Pooling of expertise
After World War Two, the UK car industry was finding it difficult to export to countries where it formerly had little trouble finding markets for its wide range of cars. It was decided by the government to pool the research resources of UK car manufacturers into one site to reduce costs and possibly find new technological advances sooner that could be incorporated into all ranges of UK vehicle makes. The principal auto-makers were located in the Birmingham area, apart from Vauxhall which had its factory in Luton and Ford which by now was located at Dagenham to the east of London. The Motor Industry Research institution under its director Dr Albert Fogg (who would later become Engineering Chief at British Leyland) therefore looked for a location that was reasonably accessible from all these locations, and the site near Nuneaton fulfilled that criterion. The facilities became available to MIRA member companies in October 1948, though at this stage the test tracks consisted only of disused runways. Facilities were nevertheless developed under Dr Fogg and Professor Robert MacMillan who took over the directorship from Fogg in 1964.
Marking the increasing concern with secondary safety at the time was the opening by the Minister of Technology Tony Benn, in April 1968, of MIRA's indoor rig for crash-testing cars in head-on impacts. Such tests, at 30 mph (48 km/h), had recently become mandatory for cars sold in the US. The MIRA crash rig featured the UK's largest industrial linear motor. It replaced a complicated outdoor system that had involved the "victim" car's final seconds being controlled by means of a radar-operated remote device from a following vehicle.

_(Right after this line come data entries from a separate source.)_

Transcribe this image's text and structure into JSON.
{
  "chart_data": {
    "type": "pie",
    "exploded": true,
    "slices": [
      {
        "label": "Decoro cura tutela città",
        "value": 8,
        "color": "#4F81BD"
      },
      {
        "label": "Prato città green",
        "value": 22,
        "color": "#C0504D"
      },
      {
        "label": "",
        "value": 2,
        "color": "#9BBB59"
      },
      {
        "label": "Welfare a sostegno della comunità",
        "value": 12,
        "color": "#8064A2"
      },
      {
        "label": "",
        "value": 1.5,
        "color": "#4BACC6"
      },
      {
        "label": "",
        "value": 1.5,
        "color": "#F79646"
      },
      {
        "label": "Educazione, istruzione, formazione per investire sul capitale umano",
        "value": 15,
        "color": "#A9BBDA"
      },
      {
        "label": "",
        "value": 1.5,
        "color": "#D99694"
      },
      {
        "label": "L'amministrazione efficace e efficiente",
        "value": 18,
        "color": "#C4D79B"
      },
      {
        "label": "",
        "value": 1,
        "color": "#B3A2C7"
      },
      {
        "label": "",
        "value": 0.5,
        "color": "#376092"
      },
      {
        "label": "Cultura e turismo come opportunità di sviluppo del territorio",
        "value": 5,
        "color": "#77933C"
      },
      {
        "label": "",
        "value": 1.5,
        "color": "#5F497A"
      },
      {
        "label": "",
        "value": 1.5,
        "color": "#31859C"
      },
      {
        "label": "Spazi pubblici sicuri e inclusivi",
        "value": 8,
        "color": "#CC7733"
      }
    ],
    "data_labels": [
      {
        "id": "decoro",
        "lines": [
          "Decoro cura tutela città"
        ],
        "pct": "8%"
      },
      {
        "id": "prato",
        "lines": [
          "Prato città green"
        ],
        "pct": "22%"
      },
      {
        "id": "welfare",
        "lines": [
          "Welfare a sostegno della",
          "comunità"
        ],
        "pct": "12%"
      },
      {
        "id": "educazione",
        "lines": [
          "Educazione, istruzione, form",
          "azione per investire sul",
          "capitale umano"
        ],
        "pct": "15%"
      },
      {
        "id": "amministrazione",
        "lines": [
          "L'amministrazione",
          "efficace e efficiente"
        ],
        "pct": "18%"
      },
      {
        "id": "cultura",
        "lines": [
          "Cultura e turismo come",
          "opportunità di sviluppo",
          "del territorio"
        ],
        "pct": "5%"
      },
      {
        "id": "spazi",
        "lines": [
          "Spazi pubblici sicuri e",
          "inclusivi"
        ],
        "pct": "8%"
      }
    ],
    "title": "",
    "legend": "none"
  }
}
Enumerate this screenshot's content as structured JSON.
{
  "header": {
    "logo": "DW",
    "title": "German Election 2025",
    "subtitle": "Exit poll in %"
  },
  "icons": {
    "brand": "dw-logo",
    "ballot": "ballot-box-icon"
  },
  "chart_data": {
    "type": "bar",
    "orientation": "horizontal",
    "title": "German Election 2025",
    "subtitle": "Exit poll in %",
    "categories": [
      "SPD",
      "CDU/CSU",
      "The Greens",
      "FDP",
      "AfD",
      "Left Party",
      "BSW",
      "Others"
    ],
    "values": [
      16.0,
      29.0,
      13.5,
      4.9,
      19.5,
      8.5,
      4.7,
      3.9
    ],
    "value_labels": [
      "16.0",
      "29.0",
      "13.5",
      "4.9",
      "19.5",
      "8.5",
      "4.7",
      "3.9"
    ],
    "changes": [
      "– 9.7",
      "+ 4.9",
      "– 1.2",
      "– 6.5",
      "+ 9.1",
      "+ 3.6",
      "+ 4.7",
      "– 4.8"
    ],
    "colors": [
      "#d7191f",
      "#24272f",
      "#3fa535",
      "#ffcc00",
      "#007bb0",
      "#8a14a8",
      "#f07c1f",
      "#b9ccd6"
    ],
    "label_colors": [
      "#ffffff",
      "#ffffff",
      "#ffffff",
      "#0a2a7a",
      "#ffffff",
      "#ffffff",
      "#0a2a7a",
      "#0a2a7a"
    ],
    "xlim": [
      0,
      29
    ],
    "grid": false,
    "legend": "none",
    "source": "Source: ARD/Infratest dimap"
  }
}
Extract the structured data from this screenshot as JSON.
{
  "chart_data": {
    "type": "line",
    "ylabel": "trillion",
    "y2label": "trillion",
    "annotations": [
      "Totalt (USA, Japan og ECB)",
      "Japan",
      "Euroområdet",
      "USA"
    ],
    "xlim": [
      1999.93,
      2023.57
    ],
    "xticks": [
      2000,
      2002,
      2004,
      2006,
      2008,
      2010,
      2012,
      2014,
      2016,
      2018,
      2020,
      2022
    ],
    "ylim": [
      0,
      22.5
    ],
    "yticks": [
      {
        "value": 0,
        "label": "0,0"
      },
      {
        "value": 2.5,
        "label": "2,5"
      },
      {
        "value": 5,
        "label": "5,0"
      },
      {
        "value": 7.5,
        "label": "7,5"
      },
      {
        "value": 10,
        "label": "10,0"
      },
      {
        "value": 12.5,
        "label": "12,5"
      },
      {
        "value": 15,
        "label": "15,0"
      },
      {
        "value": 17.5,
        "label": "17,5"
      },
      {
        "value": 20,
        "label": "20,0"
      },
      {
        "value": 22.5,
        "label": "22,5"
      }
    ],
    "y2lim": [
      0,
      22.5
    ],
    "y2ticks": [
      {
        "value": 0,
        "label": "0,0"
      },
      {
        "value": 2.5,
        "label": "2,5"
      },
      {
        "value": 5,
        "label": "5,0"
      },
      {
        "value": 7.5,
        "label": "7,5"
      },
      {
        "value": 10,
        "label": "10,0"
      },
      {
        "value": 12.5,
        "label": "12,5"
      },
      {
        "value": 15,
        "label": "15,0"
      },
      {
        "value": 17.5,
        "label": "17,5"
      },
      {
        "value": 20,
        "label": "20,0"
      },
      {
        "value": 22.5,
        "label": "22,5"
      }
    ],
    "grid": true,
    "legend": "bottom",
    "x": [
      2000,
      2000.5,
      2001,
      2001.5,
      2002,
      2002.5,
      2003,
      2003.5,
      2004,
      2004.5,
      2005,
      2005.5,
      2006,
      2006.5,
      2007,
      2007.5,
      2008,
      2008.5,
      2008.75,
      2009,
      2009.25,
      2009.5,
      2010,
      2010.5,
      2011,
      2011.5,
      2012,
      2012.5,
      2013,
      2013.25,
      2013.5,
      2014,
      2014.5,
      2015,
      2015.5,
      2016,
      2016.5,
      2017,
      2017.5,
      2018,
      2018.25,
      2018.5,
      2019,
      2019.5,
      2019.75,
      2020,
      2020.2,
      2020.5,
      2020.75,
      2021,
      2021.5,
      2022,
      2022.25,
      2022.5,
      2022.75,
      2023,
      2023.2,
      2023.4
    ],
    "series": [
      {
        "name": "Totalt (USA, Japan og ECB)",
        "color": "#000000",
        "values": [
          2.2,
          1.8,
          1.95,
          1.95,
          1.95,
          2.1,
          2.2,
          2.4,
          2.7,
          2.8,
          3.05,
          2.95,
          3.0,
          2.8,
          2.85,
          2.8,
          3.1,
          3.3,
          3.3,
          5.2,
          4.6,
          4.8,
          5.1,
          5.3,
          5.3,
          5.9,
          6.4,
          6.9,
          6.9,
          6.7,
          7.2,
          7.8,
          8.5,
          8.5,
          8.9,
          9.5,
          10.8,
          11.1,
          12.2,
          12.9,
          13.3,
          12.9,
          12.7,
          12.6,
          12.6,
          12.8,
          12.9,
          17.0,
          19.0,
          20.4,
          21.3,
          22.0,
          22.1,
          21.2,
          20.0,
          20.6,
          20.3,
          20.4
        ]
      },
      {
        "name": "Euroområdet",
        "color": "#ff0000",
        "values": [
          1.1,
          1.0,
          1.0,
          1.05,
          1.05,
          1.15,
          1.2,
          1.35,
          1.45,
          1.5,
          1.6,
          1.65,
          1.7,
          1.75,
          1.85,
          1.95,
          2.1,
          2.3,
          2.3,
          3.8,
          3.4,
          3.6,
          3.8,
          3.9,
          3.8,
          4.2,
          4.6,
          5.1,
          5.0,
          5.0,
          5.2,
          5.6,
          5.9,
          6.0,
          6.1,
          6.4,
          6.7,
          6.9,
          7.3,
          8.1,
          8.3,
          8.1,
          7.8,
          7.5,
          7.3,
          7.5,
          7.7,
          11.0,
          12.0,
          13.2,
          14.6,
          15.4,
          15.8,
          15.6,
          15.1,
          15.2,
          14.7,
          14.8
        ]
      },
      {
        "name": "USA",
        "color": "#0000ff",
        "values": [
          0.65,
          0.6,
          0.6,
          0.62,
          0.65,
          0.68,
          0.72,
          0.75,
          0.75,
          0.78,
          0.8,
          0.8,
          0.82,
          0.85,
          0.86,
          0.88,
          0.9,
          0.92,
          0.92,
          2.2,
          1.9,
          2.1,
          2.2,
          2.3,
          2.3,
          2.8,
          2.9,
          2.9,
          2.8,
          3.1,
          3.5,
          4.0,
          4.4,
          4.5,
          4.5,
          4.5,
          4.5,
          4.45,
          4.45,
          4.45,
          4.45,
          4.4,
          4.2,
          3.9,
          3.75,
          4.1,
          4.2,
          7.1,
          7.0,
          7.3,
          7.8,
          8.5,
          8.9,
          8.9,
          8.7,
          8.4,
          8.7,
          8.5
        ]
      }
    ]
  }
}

Since 1975, the funding arrangements for belonging to the organisation went from a membership subscription (or levy – mostly irrespective of the quantity of work that took place for individual manufacturers) for car companies to a fee-based system. Currently the site has around £110 million of test equipment. On 4 July 2001, the organisation changed its name to MIRA Ltd. At this point it also became liable for corporation tax. It bought the Creative Automotive Design consultancy in March 2003.
The proving ground which forms the largest area of MIRA is built on 760 acres (310 ha) of the former RAF Lindley airfield, named after the nearby Lindley Hall Farm after the former Lindley Hall. This farm claims to be the centre of England, if calculated by the centre of mass method, similar to a centroid. Meriden also makes a similar claim. The Ashby and Nuneaton Joint Railway used to pass along the south-east perimeter of MIRA, and is now the Weddington Country Walk. The line was open to freight until 1971, and had a station at Higham on the Hill on the perimeter of MIRA.
MIRA is a provider of product engineering, research, testing, information and certification to the worldwide automotive industry. It was developed to provide research for UK companies but now provides research to clients worldwide. It also carries out work for the defence industry.